O conteúdo da nova lei é muito mais amplo do que o de outro projeto sobre abuso de autoridade aprovado pelo Senado mais recentemente. O PLC 27/2017, que veio da Câmara dos Deputados, passou pelo crivo dos senadores em junho e terá que retornar para a Casa de origem por ter sido modificado.

Trata-se do texto de iniciativa popular conhecido como Dez Medidas Contra a Corrupção, elaborado por membros do Ministério Público e apresentado em 2016 com 1,7 milhão de assinaturas de cidadãos. Originalmente o projeto continha apenas dispositivos para coibir crimes eleitorais e contra a administração pública, entre outros. Durante sua passagem pelo Congresso, porém, ele recebeu artigos que tipificam e punem condutas abusivas — decisão que foi contestada, posteriormente, pelos grupos que elaboraram a proposta.

Entrega na Câmara das assinaturas de apoio ao projeto das Dez Medidas Contra a Corrupção, em 2016 (foto: Alex Ferreira/Câmara dos Deputados)

A grande diferença do PLC 27/2017 para a nova Lei de Abuso de Autoridade é que aquele se aplica apenas a juízes e procuradores. Além disso, a lista de condutas é muito menor: inclui a instauração de processo sem indícios, a manifestação de juízo sobre processo em curso (que tem análogos na nova lei), a atuação com motivação político-partidária, o acúmulo do cargo com outra função pública ou com atividade empresarial e a emissão de julgamento em caso de impedimento legal.

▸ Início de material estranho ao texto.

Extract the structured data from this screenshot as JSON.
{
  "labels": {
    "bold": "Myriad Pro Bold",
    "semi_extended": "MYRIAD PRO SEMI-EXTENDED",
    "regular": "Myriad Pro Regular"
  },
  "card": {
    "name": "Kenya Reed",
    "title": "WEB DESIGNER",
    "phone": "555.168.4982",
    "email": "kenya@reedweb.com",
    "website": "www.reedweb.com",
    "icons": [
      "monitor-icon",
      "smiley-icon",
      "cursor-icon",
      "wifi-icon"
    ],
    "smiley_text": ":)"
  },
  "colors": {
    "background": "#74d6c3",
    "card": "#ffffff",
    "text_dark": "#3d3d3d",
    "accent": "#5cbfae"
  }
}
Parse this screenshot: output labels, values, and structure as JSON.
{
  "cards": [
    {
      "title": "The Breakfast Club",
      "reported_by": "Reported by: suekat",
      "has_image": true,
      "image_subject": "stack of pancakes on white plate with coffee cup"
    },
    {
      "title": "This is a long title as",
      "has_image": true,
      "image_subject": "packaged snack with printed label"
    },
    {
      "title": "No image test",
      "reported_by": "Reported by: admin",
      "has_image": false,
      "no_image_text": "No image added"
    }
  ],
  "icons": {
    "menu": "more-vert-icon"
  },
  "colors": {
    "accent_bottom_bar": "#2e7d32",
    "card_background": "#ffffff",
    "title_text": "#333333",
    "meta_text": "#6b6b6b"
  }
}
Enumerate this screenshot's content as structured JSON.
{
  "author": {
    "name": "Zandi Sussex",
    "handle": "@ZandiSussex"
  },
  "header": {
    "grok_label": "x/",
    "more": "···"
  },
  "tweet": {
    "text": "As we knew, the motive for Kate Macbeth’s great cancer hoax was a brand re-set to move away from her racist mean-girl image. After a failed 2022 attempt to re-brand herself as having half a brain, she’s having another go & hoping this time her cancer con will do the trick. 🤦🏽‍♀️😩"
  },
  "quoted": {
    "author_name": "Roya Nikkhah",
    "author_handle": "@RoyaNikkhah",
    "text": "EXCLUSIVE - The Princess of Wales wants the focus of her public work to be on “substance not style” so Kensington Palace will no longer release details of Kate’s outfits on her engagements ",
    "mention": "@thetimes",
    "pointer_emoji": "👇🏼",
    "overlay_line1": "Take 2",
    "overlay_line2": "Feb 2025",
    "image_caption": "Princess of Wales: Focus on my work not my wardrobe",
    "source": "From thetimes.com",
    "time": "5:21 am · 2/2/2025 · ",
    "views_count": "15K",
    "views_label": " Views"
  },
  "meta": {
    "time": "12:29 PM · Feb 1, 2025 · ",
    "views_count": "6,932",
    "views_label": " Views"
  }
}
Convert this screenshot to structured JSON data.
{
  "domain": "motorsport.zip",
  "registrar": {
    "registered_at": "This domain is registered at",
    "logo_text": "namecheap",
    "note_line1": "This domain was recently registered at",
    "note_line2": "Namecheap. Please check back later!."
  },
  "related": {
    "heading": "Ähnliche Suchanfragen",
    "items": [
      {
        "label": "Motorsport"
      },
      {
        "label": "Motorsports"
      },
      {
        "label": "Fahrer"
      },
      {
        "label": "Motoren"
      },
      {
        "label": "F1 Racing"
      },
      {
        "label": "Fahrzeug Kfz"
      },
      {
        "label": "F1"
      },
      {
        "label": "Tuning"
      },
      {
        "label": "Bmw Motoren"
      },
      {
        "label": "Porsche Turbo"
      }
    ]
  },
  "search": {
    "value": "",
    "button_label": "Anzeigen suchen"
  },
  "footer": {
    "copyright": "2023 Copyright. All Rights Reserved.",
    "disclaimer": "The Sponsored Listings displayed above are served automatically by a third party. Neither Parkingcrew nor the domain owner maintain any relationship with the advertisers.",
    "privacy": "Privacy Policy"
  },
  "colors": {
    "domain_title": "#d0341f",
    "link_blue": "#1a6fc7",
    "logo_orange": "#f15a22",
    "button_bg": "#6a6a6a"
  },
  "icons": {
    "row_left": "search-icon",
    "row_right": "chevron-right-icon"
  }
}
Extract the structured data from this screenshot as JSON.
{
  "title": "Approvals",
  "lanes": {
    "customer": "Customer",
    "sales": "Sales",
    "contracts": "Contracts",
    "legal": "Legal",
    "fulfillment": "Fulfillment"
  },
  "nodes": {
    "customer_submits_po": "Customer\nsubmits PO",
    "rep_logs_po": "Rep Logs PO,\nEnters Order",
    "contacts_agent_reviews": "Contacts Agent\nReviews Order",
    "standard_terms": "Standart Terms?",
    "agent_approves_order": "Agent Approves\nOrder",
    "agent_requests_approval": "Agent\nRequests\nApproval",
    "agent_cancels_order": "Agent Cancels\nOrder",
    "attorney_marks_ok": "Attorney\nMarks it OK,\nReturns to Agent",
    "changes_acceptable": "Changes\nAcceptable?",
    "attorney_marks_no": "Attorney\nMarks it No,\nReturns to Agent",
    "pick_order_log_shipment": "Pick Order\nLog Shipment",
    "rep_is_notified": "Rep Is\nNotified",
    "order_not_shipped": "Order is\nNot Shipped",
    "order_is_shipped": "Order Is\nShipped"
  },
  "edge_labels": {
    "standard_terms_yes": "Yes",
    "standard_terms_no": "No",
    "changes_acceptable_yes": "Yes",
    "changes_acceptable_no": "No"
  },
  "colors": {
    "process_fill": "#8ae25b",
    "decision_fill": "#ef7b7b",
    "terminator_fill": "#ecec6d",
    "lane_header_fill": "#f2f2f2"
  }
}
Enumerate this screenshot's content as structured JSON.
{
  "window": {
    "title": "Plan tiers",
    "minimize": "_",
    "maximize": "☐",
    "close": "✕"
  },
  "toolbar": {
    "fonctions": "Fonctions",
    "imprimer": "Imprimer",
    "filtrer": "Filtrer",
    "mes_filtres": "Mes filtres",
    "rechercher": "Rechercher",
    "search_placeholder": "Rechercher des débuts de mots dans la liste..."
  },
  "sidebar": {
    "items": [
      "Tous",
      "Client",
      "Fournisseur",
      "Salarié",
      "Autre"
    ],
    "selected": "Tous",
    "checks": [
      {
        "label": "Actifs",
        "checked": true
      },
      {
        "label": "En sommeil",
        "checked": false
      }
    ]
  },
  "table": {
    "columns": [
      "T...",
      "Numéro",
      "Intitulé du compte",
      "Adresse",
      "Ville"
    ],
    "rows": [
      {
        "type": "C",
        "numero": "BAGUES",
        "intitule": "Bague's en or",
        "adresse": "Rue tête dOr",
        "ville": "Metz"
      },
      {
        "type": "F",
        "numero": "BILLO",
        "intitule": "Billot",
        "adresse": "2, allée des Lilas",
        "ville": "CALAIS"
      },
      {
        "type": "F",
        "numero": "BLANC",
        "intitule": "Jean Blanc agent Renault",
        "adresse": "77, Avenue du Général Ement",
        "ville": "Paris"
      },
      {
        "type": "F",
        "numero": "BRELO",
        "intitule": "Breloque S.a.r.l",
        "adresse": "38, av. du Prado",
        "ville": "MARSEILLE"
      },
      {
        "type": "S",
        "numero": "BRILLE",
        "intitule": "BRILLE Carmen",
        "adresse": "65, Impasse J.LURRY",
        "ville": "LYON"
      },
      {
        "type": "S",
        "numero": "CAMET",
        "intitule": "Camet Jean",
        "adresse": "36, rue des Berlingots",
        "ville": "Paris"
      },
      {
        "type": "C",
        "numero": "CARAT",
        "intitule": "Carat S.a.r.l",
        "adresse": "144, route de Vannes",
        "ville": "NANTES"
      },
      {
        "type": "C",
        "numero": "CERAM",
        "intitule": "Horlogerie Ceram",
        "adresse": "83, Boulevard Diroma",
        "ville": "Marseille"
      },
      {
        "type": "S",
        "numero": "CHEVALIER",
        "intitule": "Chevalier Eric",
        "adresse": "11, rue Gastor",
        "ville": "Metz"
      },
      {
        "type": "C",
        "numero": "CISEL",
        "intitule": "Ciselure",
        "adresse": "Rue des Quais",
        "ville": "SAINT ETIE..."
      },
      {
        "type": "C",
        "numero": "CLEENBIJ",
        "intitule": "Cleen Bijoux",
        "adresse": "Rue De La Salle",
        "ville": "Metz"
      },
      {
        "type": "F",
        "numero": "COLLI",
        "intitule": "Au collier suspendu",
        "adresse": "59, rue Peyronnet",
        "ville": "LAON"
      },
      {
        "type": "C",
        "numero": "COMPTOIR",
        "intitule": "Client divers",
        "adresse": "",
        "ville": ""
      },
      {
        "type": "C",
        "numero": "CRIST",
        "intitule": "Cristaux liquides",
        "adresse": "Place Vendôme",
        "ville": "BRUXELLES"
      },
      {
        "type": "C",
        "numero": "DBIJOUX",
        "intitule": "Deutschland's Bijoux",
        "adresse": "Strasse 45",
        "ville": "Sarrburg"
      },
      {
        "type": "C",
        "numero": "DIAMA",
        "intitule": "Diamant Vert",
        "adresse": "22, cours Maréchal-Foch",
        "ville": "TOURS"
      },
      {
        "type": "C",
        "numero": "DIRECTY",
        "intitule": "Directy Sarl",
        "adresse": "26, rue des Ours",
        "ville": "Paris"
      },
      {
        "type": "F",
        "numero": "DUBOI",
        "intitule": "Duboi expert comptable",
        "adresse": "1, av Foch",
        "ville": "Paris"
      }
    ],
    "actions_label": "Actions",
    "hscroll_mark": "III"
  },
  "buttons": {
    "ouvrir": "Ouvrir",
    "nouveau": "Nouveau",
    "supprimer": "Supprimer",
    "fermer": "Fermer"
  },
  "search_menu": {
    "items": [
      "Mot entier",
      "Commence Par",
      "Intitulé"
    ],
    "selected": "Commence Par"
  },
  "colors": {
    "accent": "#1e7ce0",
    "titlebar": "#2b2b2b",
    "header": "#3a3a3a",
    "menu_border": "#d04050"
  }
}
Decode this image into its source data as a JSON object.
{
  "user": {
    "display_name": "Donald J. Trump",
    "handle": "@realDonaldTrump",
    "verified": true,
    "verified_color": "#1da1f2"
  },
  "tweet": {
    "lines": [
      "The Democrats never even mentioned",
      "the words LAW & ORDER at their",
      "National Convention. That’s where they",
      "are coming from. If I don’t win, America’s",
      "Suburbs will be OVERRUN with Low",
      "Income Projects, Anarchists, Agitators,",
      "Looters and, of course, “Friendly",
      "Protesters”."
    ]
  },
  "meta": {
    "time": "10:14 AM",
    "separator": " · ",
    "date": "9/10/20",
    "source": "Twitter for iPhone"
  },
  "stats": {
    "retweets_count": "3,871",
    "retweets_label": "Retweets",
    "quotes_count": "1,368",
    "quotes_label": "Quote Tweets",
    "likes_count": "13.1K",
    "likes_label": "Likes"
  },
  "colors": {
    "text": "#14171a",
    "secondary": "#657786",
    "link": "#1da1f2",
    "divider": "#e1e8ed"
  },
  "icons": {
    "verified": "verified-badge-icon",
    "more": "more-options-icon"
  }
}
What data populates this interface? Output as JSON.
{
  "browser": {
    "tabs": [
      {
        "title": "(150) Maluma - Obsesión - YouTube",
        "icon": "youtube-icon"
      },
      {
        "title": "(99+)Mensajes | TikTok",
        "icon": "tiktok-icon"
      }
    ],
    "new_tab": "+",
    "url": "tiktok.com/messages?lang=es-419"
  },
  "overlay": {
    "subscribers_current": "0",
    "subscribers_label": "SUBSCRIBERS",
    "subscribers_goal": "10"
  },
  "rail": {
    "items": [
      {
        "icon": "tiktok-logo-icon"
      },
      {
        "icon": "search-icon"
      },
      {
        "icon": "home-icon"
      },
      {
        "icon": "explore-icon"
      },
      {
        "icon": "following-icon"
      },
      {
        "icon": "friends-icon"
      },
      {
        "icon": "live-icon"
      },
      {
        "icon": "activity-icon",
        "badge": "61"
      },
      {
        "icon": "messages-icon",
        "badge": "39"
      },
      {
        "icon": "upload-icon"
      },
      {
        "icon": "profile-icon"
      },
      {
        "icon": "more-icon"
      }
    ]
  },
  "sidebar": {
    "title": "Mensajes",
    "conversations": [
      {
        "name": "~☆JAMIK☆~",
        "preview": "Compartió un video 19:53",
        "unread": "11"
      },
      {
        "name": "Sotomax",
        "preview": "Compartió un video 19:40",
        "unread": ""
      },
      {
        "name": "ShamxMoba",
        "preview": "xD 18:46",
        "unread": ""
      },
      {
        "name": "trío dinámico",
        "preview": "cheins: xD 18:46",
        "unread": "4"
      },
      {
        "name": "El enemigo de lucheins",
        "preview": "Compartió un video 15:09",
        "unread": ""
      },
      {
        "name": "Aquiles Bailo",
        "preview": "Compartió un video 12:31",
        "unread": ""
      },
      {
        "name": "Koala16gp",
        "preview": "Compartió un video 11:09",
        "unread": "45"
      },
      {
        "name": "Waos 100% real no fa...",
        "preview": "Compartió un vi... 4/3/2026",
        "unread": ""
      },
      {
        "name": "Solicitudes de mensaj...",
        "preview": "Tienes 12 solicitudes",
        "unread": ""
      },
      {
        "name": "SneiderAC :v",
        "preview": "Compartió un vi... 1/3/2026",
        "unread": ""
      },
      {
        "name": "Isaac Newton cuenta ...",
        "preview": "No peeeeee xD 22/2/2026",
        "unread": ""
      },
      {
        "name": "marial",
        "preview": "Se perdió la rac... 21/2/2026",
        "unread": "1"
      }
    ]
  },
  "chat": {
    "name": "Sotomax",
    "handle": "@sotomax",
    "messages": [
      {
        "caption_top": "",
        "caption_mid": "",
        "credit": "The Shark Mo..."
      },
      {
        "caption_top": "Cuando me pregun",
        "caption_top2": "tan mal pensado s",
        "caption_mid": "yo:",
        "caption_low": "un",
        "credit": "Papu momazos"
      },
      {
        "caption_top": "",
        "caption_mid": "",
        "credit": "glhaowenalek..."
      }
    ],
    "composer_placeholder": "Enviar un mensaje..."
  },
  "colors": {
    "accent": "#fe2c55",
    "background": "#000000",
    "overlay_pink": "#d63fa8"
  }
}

A maior resistência à nova lei tem partido de juízes e procuradores. As categorias veem em muitas das condutas agora definidas como abusos uma ameaça a sua autonomia. E temem que possam até mesmo obstaculizar seu trabalho. Dias depois da promulgação, nove entidades da magistratura e do MP divulgaram uma nota pública repudiando os termos da lei.

O jurista Carlos Ari Sundfeld pondera que essa preocupação é “exagerada”, uma vez que todas as denúncias de abuso serão filtradas pelos devidos ritos processuais. Além disso, ele ressalta que justamente o Ministério Público e o Judiciário serão os principais avaliadores do cabimento de todas as denúncias.